To promote her new autobiography, Audition, celebrity newswoman Barbara Walters is doing what almost every author on the planet can only dream about: she's taking her story on the road and visiting 25 cities to promote her book. As I write this, the book is # 1 on the Amazon bestseller list.
This tour intrigues me for a number of reasons. First off, the number one thing publishers want to know about anyone who submits a book proposal is not what your story is, not what your goals are, not the wisdom you have to share with book buyers around the world nor the poetic voice in which you will deliver that message. Not one of those things matters to publishers. What matters most is that you have a "platform," a built-in audience who will not only welcome the news that you've written a book, they'll rush out to buy a copy or two or three as well.

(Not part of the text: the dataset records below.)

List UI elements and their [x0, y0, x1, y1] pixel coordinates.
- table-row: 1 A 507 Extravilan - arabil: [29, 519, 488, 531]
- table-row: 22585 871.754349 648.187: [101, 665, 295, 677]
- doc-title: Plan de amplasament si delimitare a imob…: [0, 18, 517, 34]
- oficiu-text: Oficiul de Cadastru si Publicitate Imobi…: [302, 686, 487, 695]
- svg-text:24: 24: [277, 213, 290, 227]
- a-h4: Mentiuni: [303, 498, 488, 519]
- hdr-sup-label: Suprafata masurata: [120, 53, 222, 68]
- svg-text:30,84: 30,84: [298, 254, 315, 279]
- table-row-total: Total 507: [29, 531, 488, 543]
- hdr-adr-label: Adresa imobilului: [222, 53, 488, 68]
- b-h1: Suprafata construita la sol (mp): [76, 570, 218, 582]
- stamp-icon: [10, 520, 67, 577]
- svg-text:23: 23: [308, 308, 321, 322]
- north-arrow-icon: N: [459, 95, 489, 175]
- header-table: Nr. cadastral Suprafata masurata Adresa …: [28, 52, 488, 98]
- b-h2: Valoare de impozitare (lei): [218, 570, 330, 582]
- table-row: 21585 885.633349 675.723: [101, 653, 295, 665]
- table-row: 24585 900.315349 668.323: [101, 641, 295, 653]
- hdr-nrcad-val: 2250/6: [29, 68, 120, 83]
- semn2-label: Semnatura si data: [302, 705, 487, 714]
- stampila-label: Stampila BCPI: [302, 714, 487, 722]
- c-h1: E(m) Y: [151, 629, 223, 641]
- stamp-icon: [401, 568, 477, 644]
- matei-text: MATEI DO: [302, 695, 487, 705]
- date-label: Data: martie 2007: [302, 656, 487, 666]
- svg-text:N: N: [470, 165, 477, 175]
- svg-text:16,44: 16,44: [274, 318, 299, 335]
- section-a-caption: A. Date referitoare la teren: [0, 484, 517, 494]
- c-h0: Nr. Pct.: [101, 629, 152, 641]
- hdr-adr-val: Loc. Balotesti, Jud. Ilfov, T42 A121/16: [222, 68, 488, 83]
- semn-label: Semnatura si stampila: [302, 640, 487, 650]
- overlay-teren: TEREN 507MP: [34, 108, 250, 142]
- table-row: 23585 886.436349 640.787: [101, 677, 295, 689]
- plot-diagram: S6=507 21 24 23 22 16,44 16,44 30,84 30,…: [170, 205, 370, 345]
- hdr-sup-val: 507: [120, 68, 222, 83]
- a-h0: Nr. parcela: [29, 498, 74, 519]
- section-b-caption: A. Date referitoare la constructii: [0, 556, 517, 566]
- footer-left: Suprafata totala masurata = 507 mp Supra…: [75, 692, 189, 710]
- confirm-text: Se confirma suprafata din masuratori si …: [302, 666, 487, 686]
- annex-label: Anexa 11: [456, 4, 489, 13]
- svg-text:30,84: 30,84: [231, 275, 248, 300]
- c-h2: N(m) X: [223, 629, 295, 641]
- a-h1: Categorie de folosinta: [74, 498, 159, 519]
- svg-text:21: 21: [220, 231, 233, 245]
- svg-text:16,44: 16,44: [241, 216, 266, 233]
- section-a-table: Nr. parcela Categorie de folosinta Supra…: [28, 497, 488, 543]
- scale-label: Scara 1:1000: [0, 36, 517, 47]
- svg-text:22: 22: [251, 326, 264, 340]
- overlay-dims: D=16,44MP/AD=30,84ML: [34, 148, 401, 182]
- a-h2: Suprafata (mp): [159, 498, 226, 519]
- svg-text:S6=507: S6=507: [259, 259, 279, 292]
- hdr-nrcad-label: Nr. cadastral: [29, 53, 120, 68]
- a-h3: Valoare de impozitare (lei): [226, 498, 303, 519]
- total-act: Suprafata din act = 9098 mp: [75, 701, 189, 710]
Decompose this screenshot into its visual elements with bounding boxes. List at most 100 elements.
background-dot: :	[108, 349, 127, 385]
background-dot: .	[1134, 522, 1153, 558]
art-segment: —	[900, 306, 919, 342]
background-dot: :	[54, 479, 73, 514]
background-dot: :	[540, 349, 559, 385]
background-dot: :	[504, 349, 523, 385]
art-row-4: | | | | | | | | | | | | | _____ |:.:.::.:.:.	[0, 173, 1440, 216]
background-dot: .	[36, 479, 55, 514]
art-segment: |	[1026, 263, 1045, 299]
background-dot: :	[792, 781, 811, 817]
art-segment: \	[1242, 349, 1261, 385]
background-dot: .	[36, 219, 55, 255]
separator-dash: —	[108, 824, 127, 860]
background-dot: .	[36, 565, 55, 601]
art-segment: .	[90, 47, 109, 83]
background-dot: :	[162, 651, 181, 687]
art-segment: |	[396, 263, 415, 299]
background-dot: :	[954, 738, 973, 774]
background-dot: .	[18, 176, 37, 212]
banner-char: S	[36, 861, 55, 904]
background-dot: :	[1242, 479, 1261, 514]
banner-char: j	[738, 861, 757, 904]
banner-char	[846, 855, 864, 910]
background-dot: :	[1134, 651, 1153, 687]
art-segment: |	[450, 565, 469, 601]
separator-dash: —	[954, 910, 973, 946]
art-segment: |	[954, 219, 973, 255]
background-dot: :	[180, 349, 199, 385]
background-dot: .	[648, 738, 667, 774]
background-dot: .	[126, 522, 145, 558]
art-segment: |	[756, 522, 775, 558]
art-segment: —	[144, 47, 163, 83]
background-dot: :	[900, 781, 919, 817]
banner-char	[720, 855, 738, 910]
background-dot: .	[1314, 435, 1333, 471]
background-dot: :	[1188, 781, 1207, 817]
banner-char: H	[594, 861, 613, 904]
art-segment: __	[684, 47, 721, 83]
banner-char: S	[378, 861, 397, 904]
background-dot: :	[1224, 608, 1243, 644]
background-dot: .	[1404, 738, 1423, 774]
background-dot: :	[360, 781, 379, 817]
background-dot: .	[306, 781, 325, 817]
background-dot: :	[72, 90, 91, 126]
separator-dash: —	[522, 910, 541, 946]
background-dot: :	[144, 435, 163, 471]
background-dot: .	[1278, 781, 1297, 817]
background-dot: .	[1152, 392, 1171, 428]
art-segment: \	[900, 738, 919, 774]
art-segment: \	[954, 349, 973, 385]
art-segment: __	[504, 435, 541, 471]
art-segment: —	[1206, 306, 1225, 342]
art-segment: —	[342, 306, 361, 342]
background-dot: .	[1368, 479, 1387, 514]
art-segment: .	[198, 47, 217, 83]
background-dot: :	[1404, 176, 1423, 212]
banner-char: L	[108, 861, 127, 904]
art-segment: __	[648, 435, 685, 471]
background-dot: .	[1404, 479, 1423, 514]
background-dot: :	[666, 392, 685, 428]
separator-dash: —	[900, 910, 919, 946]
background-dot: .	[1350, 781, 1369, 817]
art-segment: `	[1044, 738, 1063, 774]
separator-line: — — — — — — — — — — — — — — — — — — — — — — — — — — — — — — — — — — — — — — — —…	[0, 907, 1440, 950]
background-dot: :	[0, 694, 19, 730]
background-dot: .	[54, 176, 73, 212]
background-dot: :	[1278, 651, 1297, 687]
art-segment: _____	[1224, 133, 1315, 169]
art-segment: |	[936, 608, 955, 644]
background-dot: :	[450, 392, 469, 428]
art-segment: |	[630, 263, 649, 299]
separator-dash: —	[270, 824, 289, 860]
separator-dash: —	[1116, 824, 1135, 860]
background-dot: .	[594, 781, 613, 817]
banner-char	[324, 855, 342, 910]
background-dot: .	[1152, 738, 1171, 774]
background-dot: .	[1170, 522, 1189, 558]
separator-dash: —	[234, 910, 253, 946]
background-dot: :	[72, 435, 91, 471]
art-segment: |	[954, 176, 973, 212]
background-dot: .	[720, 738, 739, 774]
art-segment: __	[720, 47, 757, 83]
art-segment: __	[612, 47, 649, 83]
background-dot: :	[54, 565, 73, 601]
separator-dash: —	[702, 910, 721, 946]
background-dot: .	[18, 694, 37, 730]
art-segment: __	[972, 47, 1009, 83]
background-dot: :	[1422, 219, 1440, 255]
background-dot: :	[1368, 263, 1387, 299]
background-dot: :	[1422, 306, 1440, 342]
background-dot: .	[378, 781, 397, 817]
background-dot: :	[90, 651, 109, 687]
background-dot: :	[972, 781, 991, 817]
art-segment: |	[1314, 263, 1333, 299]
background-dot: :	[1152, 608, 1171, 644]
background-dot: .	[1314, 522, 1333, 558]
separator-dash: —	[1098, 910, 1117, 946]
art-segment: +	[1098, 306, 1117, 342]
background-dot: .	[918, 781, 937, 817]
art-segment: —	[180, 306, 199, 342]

Having a platform means that the publishers can P/L your book with some measure of comfort about the number of books that will sell right off the bat; it means they can count on your audience to support their investment in you. It also means they won't have to engage a publicist to promote you or your book. They won't have to spend much on advertising or marketing. In other words, you've done their job for them.
But in the case of writers who may need a boost, whose platform may be lacking a bit in scope or reach, those writers who could benefit from some face time with a crowd to build momentum for their book, publishers create the "book tour" and put authors on the road. Authors visit bookstores and sell and sign books to their anxious public - or not. I've attended some book signings where the store is so empty your voice echoes. Yes, a tour can work but it's expensive and risky - for everyone.
So - at the risk of sounding jealous and petty, let me pose the following questions. Why is Barbara Walters on a 25-city book tour? Doesn't she have a national platform large enough to engender some good will with her publisher? Isn't it enough that she produces a daily talk show, commands network attention anytime she wants it to conduct her celebrity interviews and is arguably the most well-known female television journalist in the world? Is it possible her book will NOT sell because no one will have heard of her or heard of it? Particularly since she leaked the intriguing tidbit about her affair with a married politician some forty years ago?
But all that aside, here's what's really bothering me. According to a report in Publisher's Weekly, Ms. Walters is using private jet to travel to her tour cities. A private jet. Why isn't someone from the green police writing a scathing OP Ed about the wretched excess of Ms. Walters and condemning this wasteful carbon footprint from the sake of promoting a soon-to-be-bestseller book?
If a journalist from the FOX network or another conservative-leaning organization were doing the same thing to promote their own book, you can bet the media would be screaming for their decidedly not-green head.